Agent tools¶
This page is a reference for the system tools the agent itself can call during a
run — the functions it uses to write and execute notebooks, publish datasets/charts/reports,
read files, and signal that a turn is done. It also documents the primitives those tools are
built from: the @toolmethod decorator, the Tool/ToolMethod/ToolResult classes, and the
Tools registry.
These tools are internal to the agent loop — you do not call them yourself. The agent
selects and invokes them via the LLM as it works toward an answer. You observe the calls as
ToolEvent entries in the event stream and consume their published artifacts via
AgentResult. Understanding the catalog is useful when you are embedding the agent
in a host, declaring your own tools, or interpreting tool events.
For how a single run drives these tools, see How it works: the agent loop. For the published outputs, see Artifacts, identity & lineage.

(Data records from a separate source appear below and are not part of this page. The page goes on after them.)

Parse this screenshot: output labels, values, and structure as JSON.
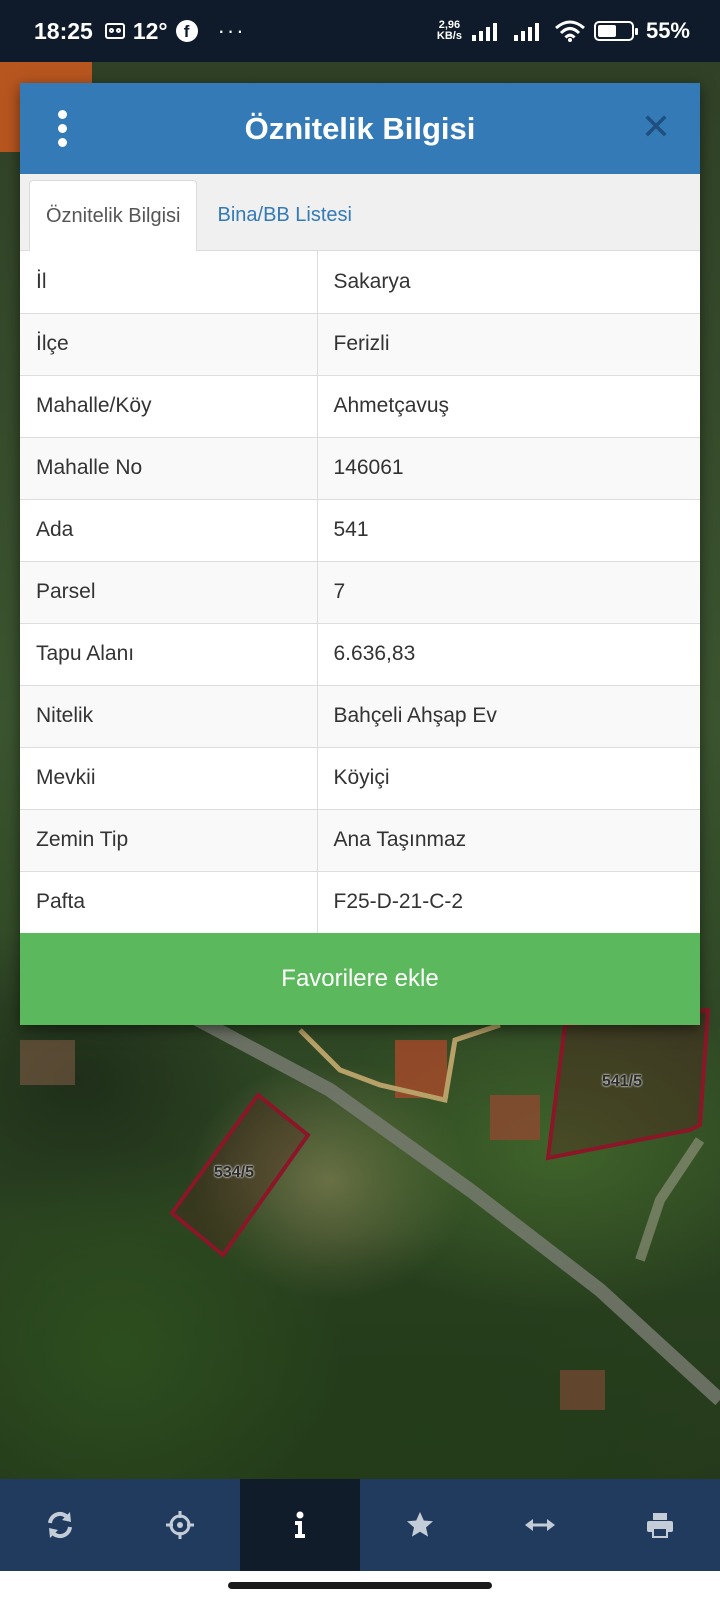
{
  "status_bar": {
    "time": "18:25",
    "temperature": "12°",
    "speed_value": "2,96",
    "speed_unit": "KB/s",
    "battery_percent": "55%",
    "battery_level": 0.55
  },
  "map": {
    "parcel_labels": [
      "534/5",
      "541/5"
    ]
  },
  "modal": {
    "title": "Öznitelik Bilgisi",
    "tabs": [
      {
        "label": "Öznitelik Bilgisi",
        "active": true
      },
      {
        "label": "Bina/BB Listesi",
        "active": false
      }
    ],
    "rows": [
      {
        "key": "İl",
        "value": "Sakarya"
      },
      {
        "key": "İlçe",
        "value": "Ferizli"
      },
      {
        "key": "Mahalle/Köy",
        "value": "Ahmetçavuş"
      },
      {
        "key": "Mahalle No",
        "value": "146061"
      },
      {
        "key": "Ada",
        "value": "541"
      },
      {
        "key": "Parsel",
        "value": "7"
      },
      {
        "key": "Tapu Alanı",
        "value": "6.636,83"
      },
      {
        "key": "Nitelik",
        "value": "Bahçeli Ahşap Ev"
      },
      {
        "key": "Mevkii",
        "value": "Köyiçi"
      },
      {
        "key": "Zemin Tip",
        "value": "Ana Taşınmaz"
      },
      {
        "key": "Pafta",
        "value": "F25-D-21-C-2"
      }
    ],
    "favorite_button": "Favorilere ekle"
  },
  "toolbar": {
    "items": [
      {
        "icon": "refresh-icon",
        "active": false
      },
      {
        "icon": "locate-icon",
        "active": false
      },
      {
        "icon": "info-icon",
        "active": true
      },
      {
        "icon": "star-icon",
        "active": false
      },
      {
        "icon": "measure-icon",
        "active": false
      },
      {
        "icon": "print-icon",
        "active": false
      }
    ]
  },
  "colors": {
    "header": "#337ab7",
    "favorite_button": "#5cb85c",
    "toolbar": "#213b5f",
    "toolbar_active": "#101c2a"
  }
}
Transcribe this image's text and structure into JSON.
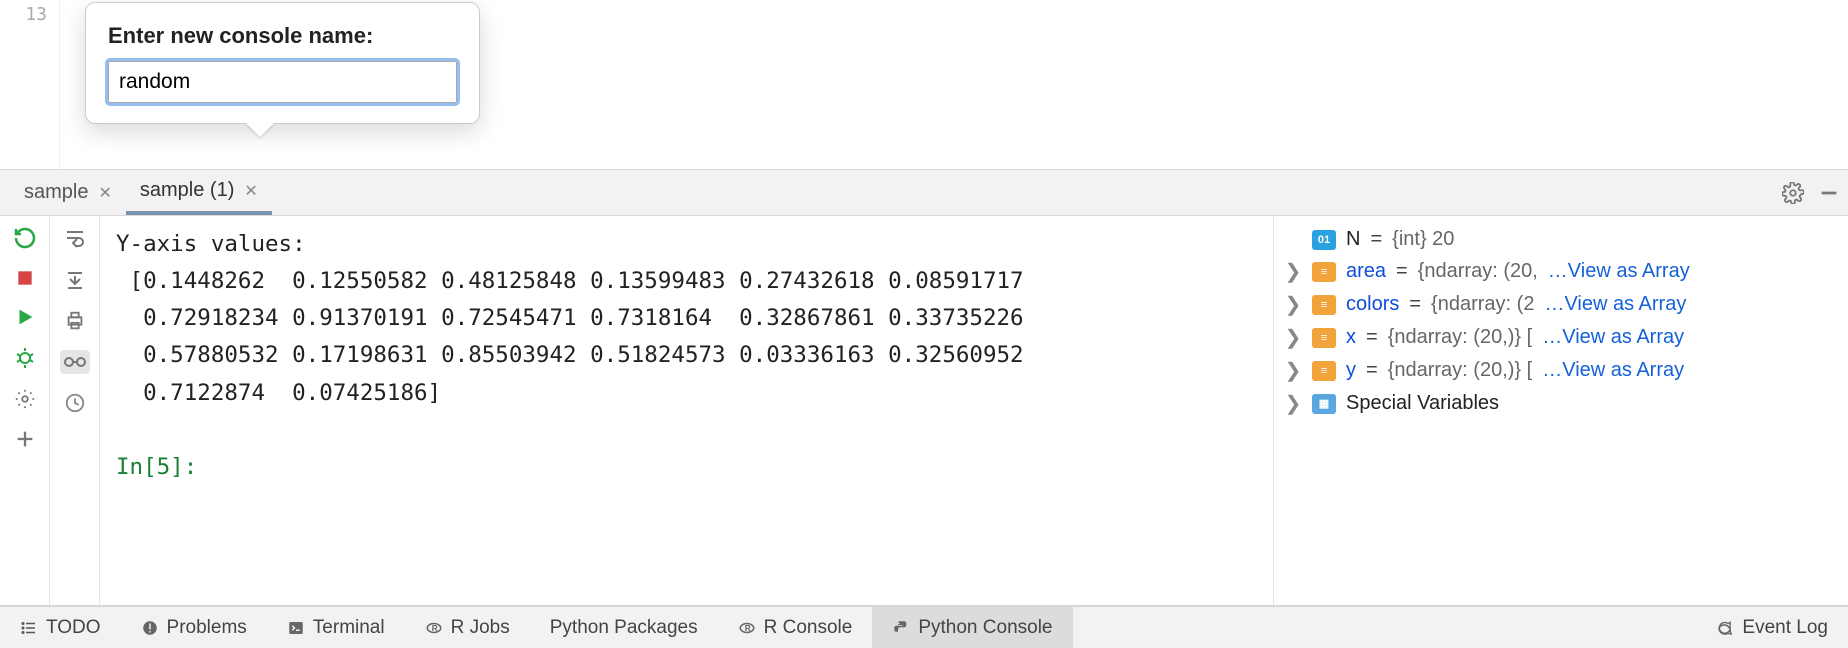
{
  "editor": {
    "line_number": "13"
  },
  "popover": {
    "label": "Enter new console name:",
    "value": "random"
  },
  "tabs": {
    "items": [
      {
        "label": "sample"
      },
      {
        "label": "sample (1)"
      }
    ]
  },
  "console": {
    "heading": "Y-axis values:",
    "line1": " [0.1448262  0.12550582 0.48125848 0.13599483 0.27432618 0.08591717",
    "line2": "  0.72918234 0.91370191 0.72545471 0.7318164  0.32867861 0.33735226",
    "line3": "  0.57880532 0.17198631 0.85503942 0.51824573 0.03336163 0.32560952",
    "line4": "  0.7122874  0.07425186]",
    "prompt": "In[5]: "
  },
  "variables": {
    "n": {
      "name": "N",
      "eq": "=",
      "val": "{int} 20"
    },
    "area": {
      "name": "area",
      "eq": "=",
      "val": "{ndarray: (20,",
      "link": "…View as Array"
    },
    "colors": {
      "name": "colors",
      "eq": "=",
      "val": "{ndarray: (2",
      "link": "…View as Array"
    },
    "x": {
      "name": "x",
      "eq": "=",
      "val": "{ndarray: (20,)} [",
      "link": "…View as Array"
    },
    "y": {
      "name": "y",
      "eq": "=",
      "val": "{ndarray: (20,)} [",
      "link": "…View as Array"
    },
    "special": {
      "name": "Special Variables"
    }
  },
  "bottom": {
    "todo": "TODO",
    "problems": "Problems",
    "terminal": "Terminal",
    "rjobs": "R Jobs",
    "pypkg": "Python Packages",
    "rconsole": "R Console",
    "pyconsole": "Python Console",
    "eventlog": "Event Log"
  }
}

The @toolmethod decorator and tool_type taxonomy¶
Every tool the agent can call is declared as a method on the Agent class, decorated with
@toolmethod. The decorator captures the tool's JSON-Schema contract and metadata, and registers
the method into the agent's system_tools registry so the loop can dispatch calls by name.

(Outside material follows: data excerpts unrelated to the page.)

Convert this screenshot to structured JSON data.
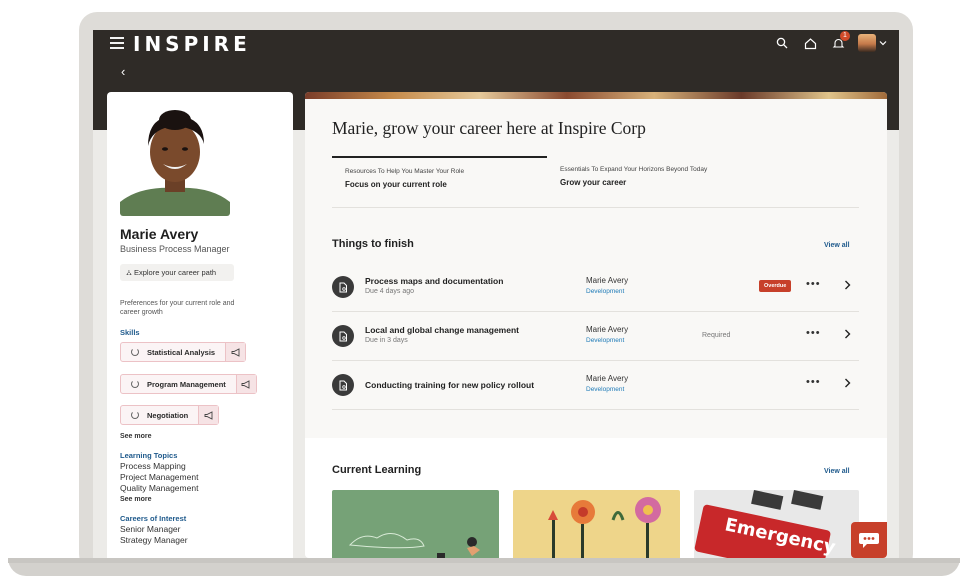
{
  "app": {
    "logo": "INSPIRE"
  },
  "header": {
    "back_glyph": "‹",
    "notification_count": "1"
  },
  "profile": {
    "name": "Marie Avery",
    "role": "Business Process Manager",
    "explore_label": "Explore your career path",
    "preferences_text": "Preferences for your current role and career growth",
    "skills_label": "Skills",
    "skills": [
      {
        "label": "Statistical Analysis"
      },
      {
        "label": "Program Management"
      },
      {
        "label": "Negotiation"
      }
    ],
    "see_more": "See more",
    "learning_topics_label": "Learning Topics",
    "learning_topics": [
      "Process Mapping",
      "Project Management",
      "Quality Management"
    ],
    "careers_label": "Careers of Interest",
    "careers": [
      "Senior Manager",
      "Strategy Manager"
    ]
  },
  "main": {
    "headline": "Marie, grow your career here at Inspire Corp",
    "tabs": [
      {
        "kicker": "Resources To Help You Master Your Role",
        "title": "Focus on your current role"
      },
      {
        "kicker": "Essentials To Expand Your Horizons Beyond Today",
        "title": "Grow your career"
      }
    ],
    "things_title": "Things to finish",
    "view_all": "View all",
    "tasks": [
      {
        "title": "Process maps and documentation",
        "due": "Due 4 days ago",
        "owner": "Marie Avery",
        "dept": "Development",
        "status": "Overdue"
      },
      {
        "title": "Local and global change management",
        "due": "Due in 3 days",
        "owner": "Marie Avery",
        "dept": "Development",
        "status": "Required"
      },
      {
        "title": "Conducting training for new policy rollout",
        "due": "",
        "owner": "Marie Avery",
        "dept": "Development",
        "status": ""
      }
    ],
    "more_glyph": "•••",
    "learning_title": "Current Learning",
    "learning_view_all": "View all",
    "emergency_text": "Emergency"
  },
  "colors": {
    "topbar": "#2f2b27",
    "accent_red": "#c7402a",
    "link_blue": "#1f5a8c"
  }
}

The decorator signature (all arguments are keyword-only in practice):
def toolmethod(
*,
name: str,
description: str,
parameters_schema: dict[str, Any],
tool_type: str, # "code" | "utility" | "return" | "system"

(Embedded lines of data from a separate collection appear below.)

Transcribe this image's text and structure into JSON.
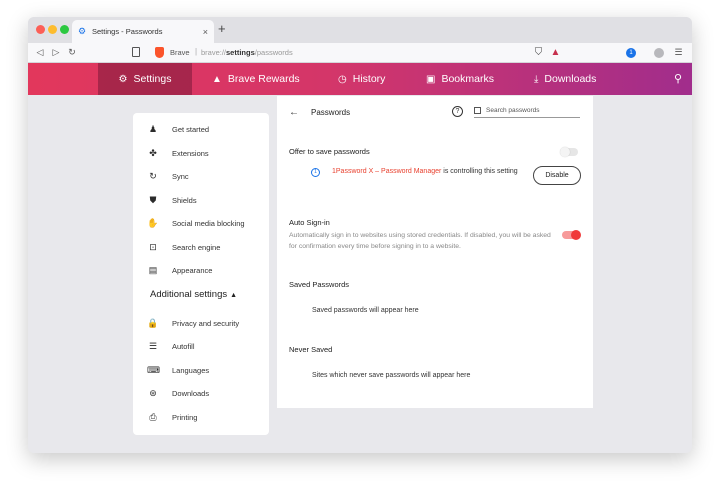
{
  "tab": {
    "title": "Settings - Passwords",
    "close": "×"
  },
  "urlbar": {
    "brave_label": "Brave",
    "separator": "|",
    "scheme": "brave://",
    "host": "settings",
    "path": "/passwords",
    "nav": {
      "back": "◁",
      "forward": "▷",
      "reload": "↻"
    }
  },
  "bravenav": {
    "items": [
      {
        "label": "Settings",
        "icon": "gear-icon",
        "glyph": "⚙",
        "active": true
      },
      {
        "label": "Brave Rewards",
        "icon": "triangle-icon",
        "glyph": "▲",
        "active": false
      },
      {
        "label": "History",
        "icon": "clock-icon",
        "glyph": "◷",
        "active": false
      },
      {
        "label": "Bookmarks",
        "icon": "bookmark-icon",
        "glyph": "▣",
        "active": false
      },
      {
        "label": "Downloads",
        "icon": "download-icon",
        "glyph": "⤓",
        "active": false
      }
    ],
    "search_glyph": "⚲"
  },
  "sidebar": {
    "items": [
      {
        "label": "Get started",
        "icon": "person-icon",
        "glyph": "♟"
      },
      {
        "label": "Extensions",
        "icon": "puzzle-icon",
        "glyph": "✤"
      },
      {
        "label": "Sync",
        "icon": "sync-icon",
        "glyph": "↻"
      },
      {
        "label": "Shields",
        "icon": "shield-icon",
        "glyph": "⛊"
      },
      {
        "label": "Social media blocking",
        "icon": "thumbs-down-icon",
        "glyph": "✋"
      },
      {
        "label": "Search engine",
        "icon": "search-engine-icon",
        "glyph": "⊡"
      },
      {
        "label": "Appearance",
        "icon": "appearance-icon",
        "glyph": "▤"
      }
    ],
    "additional_heading": "Additional settings",
    "additional_caret": "▲",
    "additional_items": [
      {
        "label": "Privacy and security",
        "icon": "lock-icon",
        "glyph": "🔒"
      },
      {
        "label": "Autofill",
        "icon": "list-icon",
        "glyph": "☰"
      },
      {
        "label": "Languages",
        "icon": "language-icon",
        "glyph": "⌨"
      },
      {
        "label": "Downloads",
        "icon": "download-circle-icon",
        "glyph": "⊛"
      },
      {
        "label": "Printing",
        "icon": "printer-icon",
        "glyph": "⎙"
      }
    ]
  },
  "passwords": {
    "back_glyph": "←",
    "title": "Passwords",
    "help_glyph": "?",
    "search_placeholder": "Search passwords",
    "offer_label": "Offer to save passwords",
    "offer_enabled": false,
    "controlled_by_link": "1Password X – Password Manager",
    "controlled_text": " is controlling this setting",
    "disable_label": "Disable",
    "autosign_label": "Auto Sign-in",
    "autosign_desc": "Automatically sign in to websites using stored credentials. If disabled, you will be asked for confirmation every time before signing in to a website.",
    "autosign_enabled": true,
    "saved_heading": "Saved Passwords",
    "saved_empty": "Saved passwords will appear here",
    "never_heading": "Never Saved",
    "never_empty": "Sites which never save passwords will appear here"
  },
  "colors": {
    "accent": "#e2375c",
    "toggle_on": "#f03a3a",
    "link": "#e8412f"
  }
}
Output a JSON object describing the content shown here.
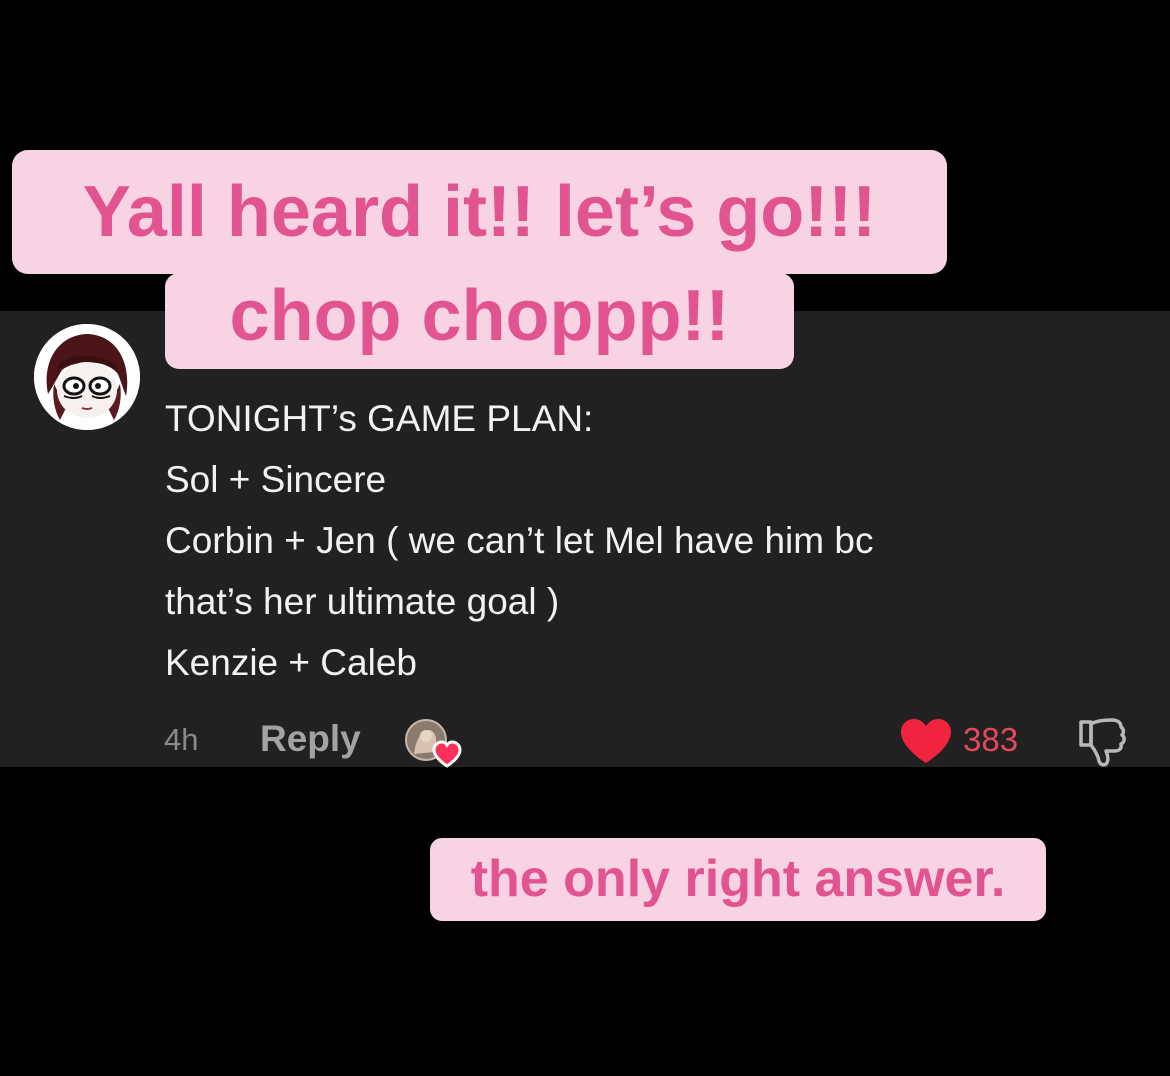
{
  "captions": {
    "line1": "Yall heard it!! let’s go!!!",
    "line2": "chop choppp!!",
    "line3": "the only right answer."
  },
  "comment": {
    "lines": [
      "TONIGHT’s GAME PLAN:",
      "Sol + Sincere",
      "Corbin + Jen ( we can’t let Mel have him bc",
      "that’s her ultimate goal )",
      "Kenzie + Caleb"
    ],
    "time": "4h",
    "reply_label": "Reply",
    "like_count": "383",
    "liked_by_creator": true,
    "liked": true
  },
  "icons": {
    "avatar": "cartoon-avatar",
    "creator_like": "creator-avatar-heart-icon",
    "like": "heart-icon",
    "dislike": "thumbs-down-icon"
  },
  "colors": {
    "caption_bg": "#f8d3e4",
    "caption_text": "#e1548f",
    "comment_bg": "#212121",
    "like_red": "#e7485d"
  }
}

ui_message: str | None = None,
ui_description: str | None = None,
ui_message_completed: str | None = None,
) -> Callable
| Argument | Meaning |
|---|---|
name |
The tool name the LLM calls (must be unique within the registry). |
description |
Natural-language description sent to the LLM as the tool's contract. |
parameters_schema |
JSON Schema ({"type": "object", "properties": {...}, "required": [...]}) describing the tool's inputs. |
tool_type |
One of "code", "utility", "return", "system" — categorizes the tool for dispatch, per-layer timeouts, and rendering (see below). |
ui_message |
Short label shown while the tool runs (e.g. "Returning dataset"). |
ui_description |
Optional longer UI description. |
ui_message_completed |
Optional label shown once the tool finishes. |
Under the hood, @toolmethod wraps the method in a ToolMethod descriptor (a subclass of
Tool). When accessed on an Agent instance, the descriptor's __get__ binds the method to that
instance and returns a plain Tool whose function calls the bound method. This is why every tool
method receives context: AgentContext as a keyword argument — the loop supplies it at dispatch time.
tool_type values¶
tool_type is one of exactly four literals, declared as
Literal["code", "utility", "return", "system"]:
tool_type |
Purpose | Tools |
|---|---|---|
code |
Write or run Python in the kernel/notebooks | return_notebook, edit_notebook |
return |
Publish a typed deliverable artifact | return_dataset, return_chart, return_report, edit_report, refresh |
system |
Termination/suspension control and workspace system reads | return_done, return_unable, ask_user, read_artifact, list_artifacts, list_files, read_file, restart_kernel, output_read, output_search |
utility |
Plain side-effecting helpers (file writes, dry runs) | write_file, edit_file, dry_execute_code |
The loop reads tool_type to decide per-layer timeouts, recovery handling, and how the call is
surfaced in the UI. The tool_type also drives the prefix string the schema exposes to the LLM
([CODE CELLS TOOL], [UTILITY TOOL], and so on).
Declaring a tool method¶
from parsimony_agents.tools import toolmethod
from parsimony_agents.agent.models import AgentContext
@toolmethod(
name="return_dataset",
description="Publish a DataFrame deliverable with lineage.",
parameters_schema={
"type": "object",
"properties": {
"dataset_variable_name": {"type": "string"},
"title": {"type": "string"},
"live_name": {"type": "string"},
},
"required": ["dataset_variable_name", "title", "live_name"],
},
tool_type="return",
ui_message="Returning dataset",
)
async def return_dataset(
self,
*,
context: AgentContext,
dataset_variable_name: str,
title: str,
description: str,
notes: list[str],
live_name: str,
tags: list[str] | None = None,
) -> Dataset:
...
There is a parallel tool decorator for free functions (rather than Agent methods); it produces
a Tool directly instead of a ToolMethod descriptor.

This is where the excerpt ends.